Stephanie Myers, CO patient: "I'm very tired, nauseated, very lightheaded. I just feel like death warmed over about now."

Like others who've been through this, Stephanie is getting multiple treatments in LDS Hospital's hyperbaric chambers. The chambers decompress, much like is done for divers, to force CO out of the blood.

Again, Dr. Lindell Weaver at LDS Hospital says carbon monoxide poisoning is subtle and potentially fatal, and the outcome for survivors is always unpredictable.

Four Utahns Treated for Carbon Monoxide Poisoning

Even in the case of a deep coma, Dr. Weaver has seen cases go both ways.

Lindell Weaver, M.D., LDS Hospital hyperbaric medicine: "I have seen patients who've been in a coma three to four weeks and have come around and had a pretty good outcome. I've also seen them not have a good outcome."

Again, remember that low levels of CO from heaters or furnaces are dangerous over time.

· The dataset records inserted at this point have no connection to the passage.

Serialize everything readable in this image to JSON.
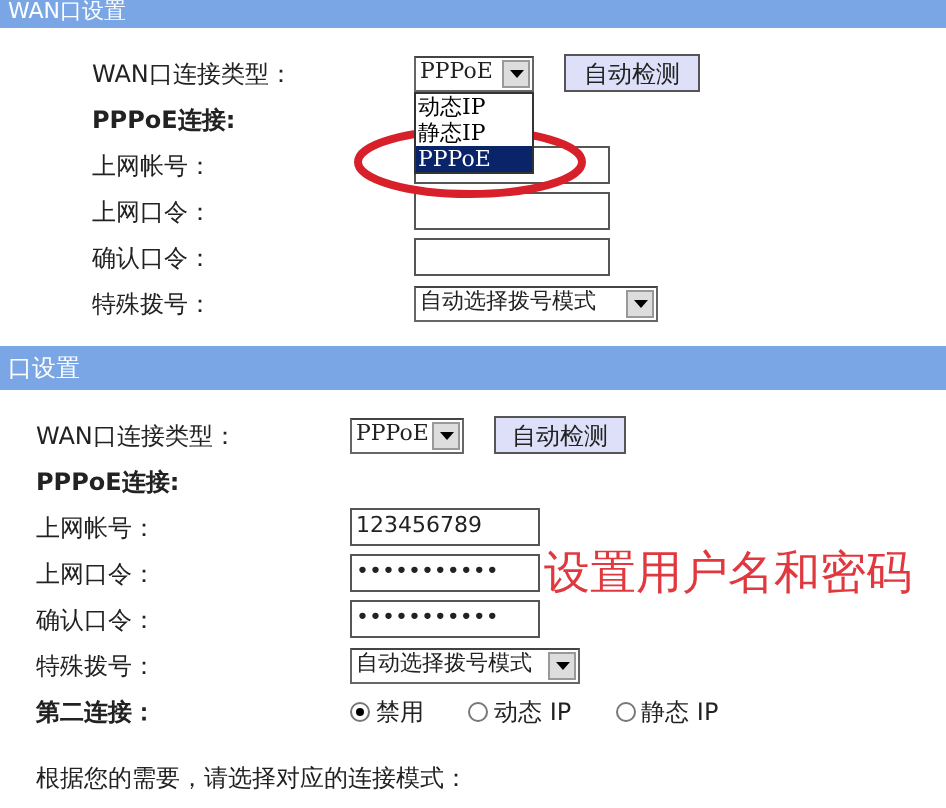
{
  "panels": [
    {
      "title": "WAN口设置",
      "rows": [
        {
          "kind": "select",
          "label": "WAN口连接类型：",
          "value": "PPPoE",
          "button": "自动检测",
          "options": [
            {
              "label": "动态IP",
              "selected": false
            },
            {
              "label": "静态IP",
              "selected": false
            },
            {
              "label": "PPPoE",
              "selected": true
            }
          ]
        },
        {
          "kind": "heading",
          "label": "PPPoE连接:"
        },
        {
          "kind": "text",
          "label": "上网帐号："
        },
        {
          "kind": "text",
          "label": "上网口令："
        },
        {
          "kind": "text",
          "label": "确认口令："
        },
        {
          "kind": "select",
          "label": "特殊拨号：",
          "value": "自动选择拨号模式"
        }
      ]
    },
    {
      "title": "口设置",
      "rows": [
        {
          "kind": "select",
          "label": "WAN口连接类型：",
          "value": "PPPoE",
          "button": "自动检测"
        },
        {
          "kind": "heading",
          "label": "PPPoE连接:"
        },
        {
          "kind": "text",
          "label": "上网帐号：",
          "value": "123456789"
        },
        {
          "kind": "text",
          "label": "上网口令：",
          "value": "•••••••••••",
          "annotation": "设置用户名和密码"
        },
        {
          "kind": "text",
          "label": "确认口令：",
          "value": "•••••••••••"
        },
        {
          "kind": "select",
          "label": "特殊拨号：",
          "value": "自动选择拨号模式"
        },
        {
          "kind": "radio",
          "label": "第二连接：",
          "options": [
            {
              "label": "禁用",
              "selected": true
            },
            {
              "label": "动态 IP",
              "selected": false
            },
            {
              "label": "静态 IP",
              "selected": false
            }
          ]
        },
        {
          "kind": "note",
          "label": "根据您的需要，请选择对应的连接模式："
        }
      ]
    }
  ]
}
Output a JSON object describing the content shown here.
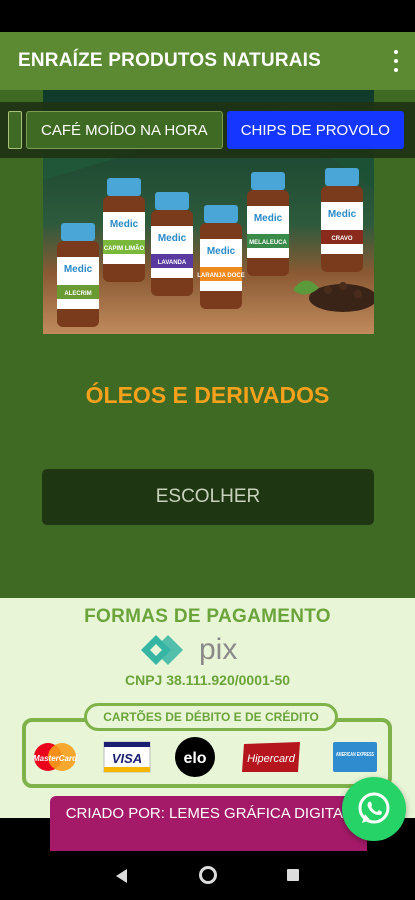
{
  "app": {
    "title": "ENRAÍZE PRODUTOS NATURAIS"
  },
  "tabs": [
    {
      "label": "CAFÉ MOÍDO NA HORA",
      "active": false
    },
    {
      "label": "CHIPS DE PROVOLO",
      "active": true
    }
  ],
  "banner": {
    "brand": "Medic",
    "products": [
      "ALECRIM",
      "CAPIM LIMÃO",
      "LAVANDA",
      "LARANJA DOCE",
      "MELALEUCA",
      "CRAVO"
    ]
  },
  "section": {
    "title": "ÓLEOS E DERIVADOS",
    "button_label": "ESCOLHER"
  },
  "payment": {
    "title": "FORMAS DE PAGAMENTO",
    "pix_label": "pix",
    "cnpj": "CNPJ 38.111.920/0001-50",
    "cards_title": "CARTÕES DE DÉBITO E DE CRÉDITO",
    "cards": [
      "MasterCard",
      "VISA",
      "elo",
      "Hipercard",
      "AMERICAN EXPRESS"
    ]
  },
  "footer": {
    "credit": "CRIADO POR: LEMES GRÁFICA DIGITAL"
  },
  "colors": {
    "appbar": "#5b8a32",
    "background": "#3f6a23",
    "accent_orange": "#f5a11c",
    "active_tab": "#1536ff",
    "payment_green": "#6ba43a",
    "credit_bar": "#a41a68",
    "whatsapp": "#25d366"
  },
  "icons": [
    "more-vert-icon",
    "pix-icon",
    "whatsapp-icon",
    "back-icon",
    "home-icon",
    "recents-icon"
  ]
}
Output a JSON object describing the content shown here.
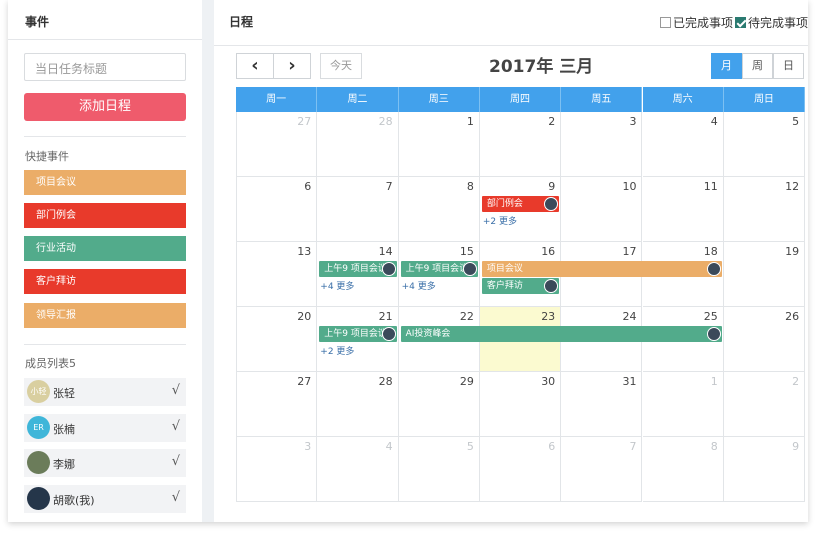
{
  "left": {
    "title": "事件",
    "task_placeholder": "当日任务标题",
    "add_button": "添加日程",
    "quick_title": "快捷事件",
    "quick_events": [
      {
        "label": "项目会议",
        "color": "#ebad68"
      },
      {
        "label": "部门例会",
        "color": "#e83a2b"
      },
      {
        "label": "行业活动",
        "color": "#52ab8b"
      },
      {
        "label": "客户拜访",
        "color": "#e83a2b"
      },
      {
        "label": "领导汇报",
        "color": "#ebad68"
      }
    ],
    "members_title": "成员列表5",
    "members": [
      {
        "name": "张轻",
        "avatar_text": "小轻",
        "avatar_color": "#d9cfa0",
        "check": "√"
      },
      {
        "name": "张楠",
        "avatar_text": "ER",
        "avatar_color": "#3fb6d9",
        "check": "√"
      },
      {
        "name": "李娜",
        "avatar_text": "",
        "avatar_color": "#6b7c5a",
        "check": "√"
      },
      {
        "name": "胡歌(我)",
        "avatar_text": "",
        "avatar_color": "#25364a",
        "check": "√"
      }
    ]
  },
  "right": {
    "title": "日程",
    "filter_done": "已完成事项",
    "filter_todo": "待完成事项",
    "prev_icon": "‹",
    "next_icon": "›",
    "today": "今天",
    "calendar_title": "2017年 三月",
    "views": [
      "月",
      "周",
      "日"
    ],
    "weekdays": [
      "周一",
      "周二",
      "周三",
      "周四",
      "周五",
      "周六",
      "周日"
    ],
    "weeks": [
      [
        "27",
        "28",
        "1",
        "2",
        "3",
        "4",
        "5"
      ],
      [
        "6",
        "7",
        "8",
        "9",
        "10",
        "11",
        "12"
      ],
      [
        "13",
        "14",
        "15",
        "16",
        "17",
        "18",
        "19"
      ],
      [
        "20",
        "21",
        "22",
        "23",
        "24",
        "25",
        "26"
      ],
      [
        "27",
        "28",
        "29",
        "30",
        "31",
        "1",
        "2"
      ],
      [
        "3",
        "4",
        "5",
        "6",
        "7",
        "8",
        "9"
      ]
    ],
    "events": [
      {
        "label": "部门例会",
        "color": "#e83a2b"
      },
      {
        "label": "上午9 项目会议",
        "color": "#52ab8b"
      },
      {
        "label": "上午9 项目会议",
        "color": "#52ab8b"
      },
      {
        "label": "项目会议",
        "color": "#ebad68"
      },
      {
        "label": "客户拜访",
        "color": "#52ab8b"
      },
      {
        "label": "上午9 项目会议",
        "color": "#52ab8b"
      },
      {
        "label": "AI投资峰会",
        "color": "#52ab8b"
      }
    ],
    "more_links": [
      "+2 更多",
      "+4 更多",
      "+4 更多",
      "+2 更多"
    ]
  }
}
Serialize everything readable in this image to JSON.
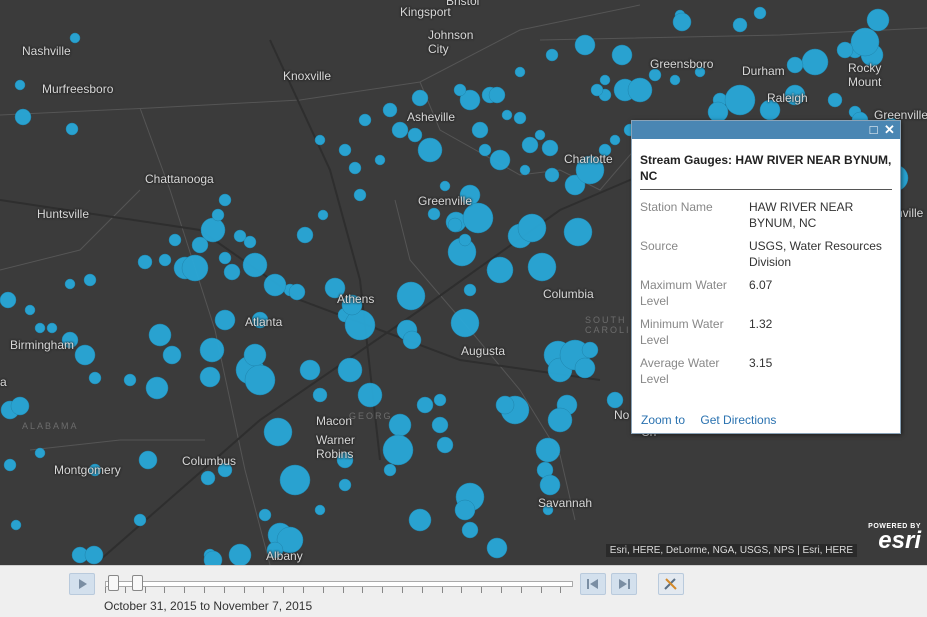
{
  "map": {
    "cities": [
      {
        "name": "Bristol"
      },
      {
        "name": "Kingsport"
      },
      {
        "name": "Johnson\nCity"
      },
      {
        "name": "Nashville"
      },
      {
        "name": "Murfreesboro"
      },
      {
        "name": "Knoxville"
      },
      {
        "name": "Greensboro"
      },
      {
        "name": "Durham"
      },
      {
        "name": "Raleigh"
      },
      {
        "name": "Rocky\nMount"
      },
      {
        "name": "Greenville"
      },
      {
        "name": "Asheville"
      },
      {
        "name": "Charlotte"
      },
      {
        "name": "Chattanooga"
      },
      {
        "name": "Huntsville"
      },
      {
        "name": "Greenville"
      },
      {
        "name": "Columbia"
      },
      {
        "name": "Athens"
      },
      {
        "name": "Atlanta"
      },
      {
        "name": "Birmingham"
      },
      {
        "name": "Augusta"
      },
      {
        "name": "Macon"
      },
      {
        "name": "Warner\nRobins"
      },
      {
        "name": "Montgomery"
      },
      {
        "name": "Columbus"
      },
      {
        "name": "Savannah"
      },
      {
        "name": "Albany"
      },
      {
        "name": "nville"
      },
      {
        "name": "a"
      },
      {
        "name": "No"
      },
      {
        "name": "Ch"
      }
    ],
    "regions": [
      "ALABAMA",
      "SOUTH\nCAROLINA",
      "GEORG"
    ],
    "attribution": "Esri, HERE, DeLorme, NGA, USGS, NPS | Esri, HERE",
    "esri_powered": "POWERED BY",
    "esri_logo": "esri",
    "marker_color": "#29a8d8",
    "background_color": "#3b3b3b"
  },
  "popup": {
    "title": "Stream Gauges: HAW RIVER NEAR BYNUM, NC",
    "fields": [
      {
        "label": "Station Name",
        "value": "HAW RIVER NEAR BYNUM, NC"
      },
      {
        "label": "Source",
        "value": "USGS, Water Resources Division"
      },
      {
        "label": "Maximum Water Level",
        "value": "6.07"
      },
      {
        "label": "Minimum Water Level",
        "value": "1.32"
      },
      {
        "label": "Average Water Level",
        "value": "3.15"
      }
    ],
    "zoom_to": "Zoom to",
    "get_directions": "Get Directions",
    "maximize_icon": "maximize-icon",
    "close_icon": "close-icon"
  },
  "timeslider": {
    "time_range": "October 31, 2015 to November 7, 2015",
    "play_icon": "play-icon",
    "previous_icon": "previous-icon",
    "next_icon": "next-icon",
    "tools_icon": "tools-icon"
  }
}
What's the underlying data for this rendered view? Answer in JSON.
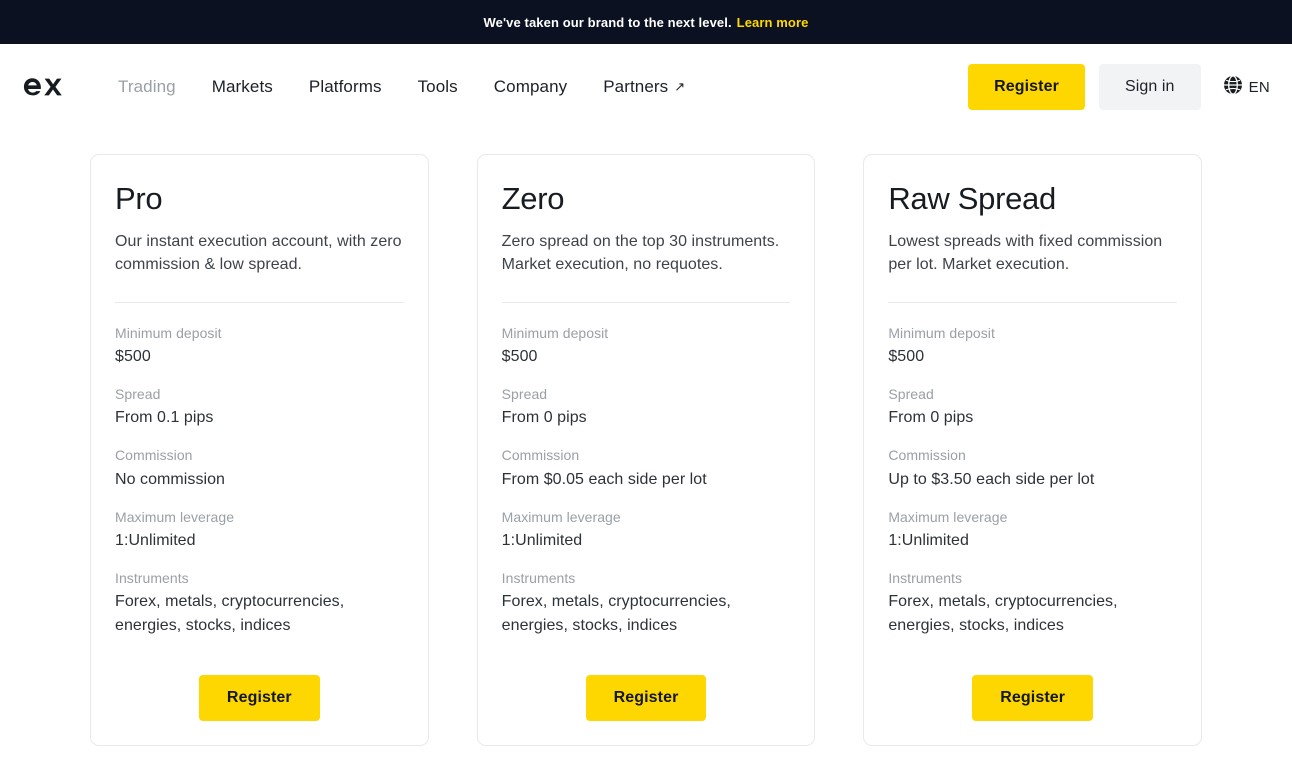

Dr. Lindell Weaver: "Often people don't know, and they go to doctors and they don't know, and it can last a long, long time. You feel better, you feel worse, until somebody figures it out, and sometimes figuring it out is a catastrophe."

Dr. Weaver says even though propane is a clean-burning fuel that produces less CO than other fuels, in the wrong circumstances, as was the case with Francisco and Teodoro, it was deadly.